The head of the UK’s National Cyber Security Centre says Britain is “fortunate” to have avoided a major attack already
A major cyber attack in the UK is a matter of “when, not if” according to the Ciaran Martin, the head of the UK’s National Cyber Security Centre (NCSC).
Speaking to The Guardian, Martin said the UK had been “fortunate” to avoid what’s called a category one (C1) attack. This is an attack that could cripple infrastructure, including the financial services industry.

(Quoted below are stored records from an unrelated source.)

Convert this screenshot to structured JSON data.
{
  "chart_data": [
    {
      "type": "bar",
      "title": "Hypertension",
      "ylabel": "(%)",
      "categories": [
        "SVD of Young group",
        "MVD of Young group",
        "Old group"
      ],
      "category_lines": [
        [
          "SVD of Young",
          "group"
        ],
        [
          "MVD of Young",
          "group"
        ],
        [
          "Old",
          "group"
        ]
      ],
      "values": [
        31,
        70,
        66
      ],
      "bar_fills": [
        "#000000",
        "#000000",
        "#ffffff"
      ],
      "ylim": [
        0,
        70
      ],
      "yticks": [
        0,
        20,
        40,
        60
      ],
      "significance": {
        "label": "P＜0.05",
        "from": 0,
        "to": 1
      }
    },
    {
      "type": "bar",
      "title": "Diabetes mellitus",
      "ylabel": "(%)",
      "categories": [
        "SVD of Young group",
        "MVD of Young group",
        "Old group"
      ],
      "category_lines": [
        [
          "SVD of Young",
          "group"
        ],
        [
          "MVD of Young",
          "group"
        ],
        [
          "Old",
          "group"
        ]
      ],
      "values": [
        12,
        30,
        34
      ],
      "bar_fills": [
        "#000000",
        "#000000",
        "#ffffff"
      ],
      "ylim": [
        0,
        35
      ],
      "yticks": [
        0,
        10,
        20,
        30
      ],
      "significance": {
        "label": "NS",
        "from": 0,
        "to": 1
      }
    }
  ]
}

He also predicted that an attack would most likely come in the next two years:
“I think it is a matter of when, not if and we will be fortunate to come to the end of the decade without having to trigger a category one attack.”
In August 2017, insurance broker Lockton said UK firms are ”severely unprepared” for a cyber attack.
Regions that have already suffered from major attacks include the US, France and other parts of Europe. Martin added that total protection is impossible:
“Some attacks will get through. What you need to do [when it happens] is cauterise the damage.”
The WannaCry attack in May 2017, which was blamed on North Korea and disrupted hospitals, was only recorded as a category two (C2) attack.
Since the NCSC was founded in December 2016, it has recorded 34 C2 attacks and 762 C3 attacks, with WannaCry doing the most damage.